On many of my webinars, attorneys have exhorted companies in the accounts receivable management industry from being creative, at least when it comes to making required disclosures. Getting cute or creative is rarely a good idea. Now, the Eighth Circuit Court of Appeals has jumped on board this train, ruling that the use or boilerplate disclosures do not convert an informational communication into an official debt collection activity under the Fair Debt Collection Practices Act. The ruling from the Eighth Circuit might also be helpful to defendants fighting Hunstein cases.
A copy of the ruling in the case of Heinz v. Carrington Mortgage Services can be accessed by clicking here.

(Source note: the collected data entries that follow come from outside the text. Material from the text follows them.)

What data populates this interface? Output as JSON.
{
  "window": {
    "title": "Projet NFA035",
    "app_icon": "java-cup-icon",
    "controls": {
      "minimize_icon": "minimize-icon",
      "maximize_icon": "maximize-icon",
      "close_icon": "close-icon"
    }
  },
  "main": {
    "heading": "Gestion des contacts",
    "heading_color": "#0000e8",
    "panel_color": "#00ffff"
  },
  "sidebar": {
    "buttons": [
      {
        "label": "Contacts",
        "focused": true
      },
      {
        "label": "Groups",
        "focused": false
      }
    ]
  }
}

The Eighth Circuit ultimately upheld the District Court’s summary judgment ruling in favor of the defendant, after it was sued for allegedly violating the FDCPA by making false statements about the status of a loss mitigation application and a pending foreclosure sale on the plaintiff’s home. One of the letters that was sent to the plaintiff included this disclosure, “if your loan is delinquent collection activity may continue, including referral to foreclosure or foreclosure sale,” which the plaintiff seized on as turning the letter into a communication for the purposes of collecting a debt, which would subject the letter to the FDCPA. But the Eighth Circuit warned that the entire letter has to be read to determine if it counts as a communication under the FDCPA.
“Rather, we look to the substance of the letter — what information it provides and what it asks the borrower to do — to determine whether an ‘animating purpose’ is “to induce payment by the debtor. And here, for the reasons we have already explained, the letters did not try to induce Heinz to pay his outstanding debt. We thus conclude that a routine disclosure statement that is at odds with the remainder of the letter does not turn the communication into something that it is not — in this case, a communication made in connection with the collection of a debt for the purposes of the FDCPA.”
Communication in connection with the collection of a debt is a phrase that anyone defending a Hunstein case will immediately recognize and seize on as a possible defense. To count as a communication under the FDCPA, the “animating purpose” of the communication must be to induce payment by the debtor, the Eighth Circuit noted.